Governor Scott Walker
Gov. Walker has struggled to keep two education promises he made during his successful 2014 campaign for a second term:
- Repeal what are known as the Common Core standards for K-12 schools.
- Provide universal access to college courses.
Walker now is campaigning to win a third term in the November 2018 election. When we last checked on these promises, more than two years ago, we issued a rating of Stalled on both of them. The governor wasn’t making much progress.
With the end of Walker’s second term looming and no sessions of the state Legislature scheduled before then, both are rated Broken Promises.
Congressman Mike Gallagher
Rep. Gallagher and a group of his colleagues sent a letter to House leadership, urging them to cancel the August recess until the House finishes its work on behalf of the American people. The letter is a part of a broader Drain the Swamp effort, led by Gallagher, to hold Congress accountable. At the forefront of this effort is Gallagher’s Do Your Job Act, which would prohibit Congress from taking a break in legislative activity until it passes all 12 appropriations bills.
Source: Gallagher press release
Senator Tammy Baldwin
On May 30, Sen. Baldwin hosted a roundtable discussion on apprenticeships with local businesses, workforce readiness leaders, labor and workers at PPG in Oak Creek to highlight her legislation that would invest in public-private partnerships, boost apprenticeship programs, and help close the skills gap.
“In Wisconsin, I’ve seen how public-private partnerships can best address the workforce readiness challenges we face. Apprenticeships are a proven way to provide workers with the skills they need to succeed and our businesses with the skilled workforce they need to grow our economy,” Baldwin said. “This legislation will scale up our apprenticeship programs and help close the skills gap. When we bring businesses and technical colleges together we can train people for a career rather than just a job.”
The Promoting Apprenticeships through Regional Training Networks for Employers’ Required Skills (PARTNERS) Act would establish a grant program to support the creation and expansion of industry and sector partnerships to help small- and medium-sized businesses develop work-based learning programs and provide mentoring and support services for workers. A bipartisan House version of this legislation was introduced by Congresswoman Suzanne Bonamici (D-OR) and Congressman Drew Ferguson (R-GA).
Source: Baldwin press release
Senator Ron Johnson
Sen. Johnson, the author of the federal “right-to-try” law signed by President Trump last week, wants to make one thing clear: His new law is meant to weaken the Food and Drug Administration.
“This law intends to diminish the FDA’s power over people’s lives, not increase it,” he wrote in a May 31 letter to Commissioner Scott Gottlieb to request a meeting about the implementation of the new law, which sets up a new pathway for patients with life-threatening illnesses to request access to experimental therapies the FDA has not approved. Johnson’s comments give new credence to a longstanding criticism of the law from medical ethicists and several former FDA commissioners, who suggested that a separate pathway with less FDA oversight would undermine the agency’s ability to oversee product safety and efficacy. During the legislative process, supporters often said the legislation was about giving dying patients new hope, not about weakening any agency. There were hints of that intent, however. The law’s main advocate was the libertarian think tank the Goldwater Institute, and Americans for Prosperity, a group backed by the conservative Koch brothers, also offered advertising and advocacy support.
President Donald Trump
A judge ruled Tuesday that President Donald Trump can be deposed in a defamation lawsuit brought last year by Summer Zervos, a former contestant on The Apprentice who says Trump kissed and groped her after she appeared on the show. Zervos is one of more than a dozen women who have accused Trump of unwanted sexual contact.
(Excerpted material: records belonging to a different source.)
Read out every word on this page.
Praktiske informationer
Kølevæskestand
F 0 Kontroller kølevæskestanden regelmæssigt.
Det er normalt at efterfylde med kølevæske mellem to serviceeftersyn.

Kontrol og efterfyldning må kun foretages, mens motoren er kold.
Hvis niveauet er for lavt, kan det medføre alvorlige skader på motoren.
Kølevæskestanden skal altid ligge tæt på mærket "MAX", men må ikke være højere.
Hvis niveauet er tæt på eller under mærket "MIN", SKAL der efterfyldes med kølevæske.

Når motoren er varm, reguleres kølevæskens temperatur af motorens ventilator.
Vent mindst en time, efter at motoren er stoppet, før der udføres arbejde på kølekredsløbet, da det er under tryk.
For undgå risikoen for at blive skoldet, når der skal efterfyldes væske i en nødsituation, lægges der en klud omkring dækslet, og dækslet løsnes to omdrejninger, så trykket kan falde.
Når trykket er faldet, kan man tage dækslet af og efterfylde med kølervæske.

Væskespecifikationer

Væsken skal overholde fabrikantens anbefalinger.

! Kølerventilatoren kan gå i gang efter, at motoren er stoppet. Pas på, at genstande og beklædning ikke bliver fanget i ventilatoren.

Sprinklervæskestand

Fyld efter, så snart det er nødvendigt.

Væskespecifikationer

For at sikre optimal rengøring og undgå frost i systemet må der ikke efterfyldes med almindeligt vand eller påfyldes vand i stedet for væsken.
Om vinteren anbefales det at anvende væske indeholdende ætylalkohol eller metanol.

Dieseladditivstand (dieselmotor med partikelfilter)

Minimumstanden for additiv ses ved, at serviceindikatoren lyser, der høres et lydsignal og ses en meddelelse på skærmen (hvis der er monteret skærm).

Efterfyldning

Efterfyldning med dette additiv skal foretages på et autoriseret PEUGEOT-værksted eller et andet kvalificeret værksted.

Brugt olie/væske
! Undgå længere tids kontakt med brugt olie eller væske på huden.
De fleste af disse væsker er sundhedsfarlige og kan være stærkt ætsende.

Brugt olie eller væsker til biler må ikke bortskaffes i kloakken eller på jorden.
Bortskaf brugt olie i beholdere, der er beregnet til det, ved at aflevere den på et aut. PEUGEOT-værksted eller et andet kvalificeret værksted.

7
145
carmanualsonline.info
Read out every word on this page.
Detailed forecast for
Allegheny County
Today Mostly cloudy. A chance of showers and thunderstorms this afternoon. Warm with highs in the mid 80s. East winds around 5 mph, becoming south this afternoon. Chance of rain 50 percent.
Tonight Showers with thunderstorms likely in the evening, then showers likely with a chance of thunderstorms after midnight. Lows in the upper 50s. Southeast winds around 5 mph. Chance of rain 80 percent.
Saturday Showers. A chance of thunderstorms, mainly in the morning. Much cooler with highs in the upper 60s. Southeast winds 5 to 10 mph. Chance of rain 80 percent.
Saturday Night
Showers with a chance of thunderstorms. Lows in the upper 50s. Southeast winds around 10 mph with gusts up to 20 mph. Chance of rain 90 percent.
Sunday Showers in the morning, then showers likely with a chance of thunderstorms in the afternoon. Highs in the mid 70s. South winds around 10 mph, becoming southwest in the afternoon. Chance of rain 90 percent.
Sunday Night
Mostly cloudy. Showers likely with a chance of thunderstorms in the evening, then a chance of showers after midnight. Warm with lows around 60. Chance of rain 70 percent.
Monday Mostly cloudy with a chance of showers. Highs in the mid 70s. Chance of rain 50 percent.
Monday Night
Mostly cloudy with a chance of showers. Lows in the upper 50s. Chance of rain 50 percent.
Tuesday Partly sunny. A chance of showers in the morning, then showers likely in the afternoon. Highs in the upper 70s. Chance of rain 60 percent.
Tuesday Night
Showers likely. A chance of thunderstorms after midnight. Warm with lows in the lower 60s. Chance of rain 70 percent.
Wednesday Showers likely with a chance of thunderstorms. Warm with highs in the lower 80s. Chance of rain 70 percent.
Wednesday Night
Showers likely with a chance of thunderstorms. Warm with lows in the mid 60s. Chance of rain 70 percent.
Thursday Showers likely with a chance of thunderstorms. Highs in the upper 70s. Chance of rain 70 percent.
The president has vehemently denied all of the women’s claims, which he called “100 percent fabricated,” and he retweeted a tweet describing Zervos’s claim as a “hoax.” Zervos filed a defamation claim against Trump in January 2017 over those denials. Lawyers for both sides must issue their demands for documents as part of discovery by July 13, and those responses must be provided by Sept. 27, Judge Jennifer Schechter ordered Tuesday. Both parties are ordered to submit third party subpoenas by March 23, 2019. Schechter ordered both parties to submit to depositions too, with a deadline of Jan. 31, 2019. All depositions of people who are “non-parties” to the case must be conducted by Feb. 28. She ordered fact discovery to be completed by April 12. Trump could still avoid a deposition, though. His lawyers have appealed to New York’s highest court in hopes of avoiding it. His legal team has argued that Zervos’ lawsuit is politically motivated.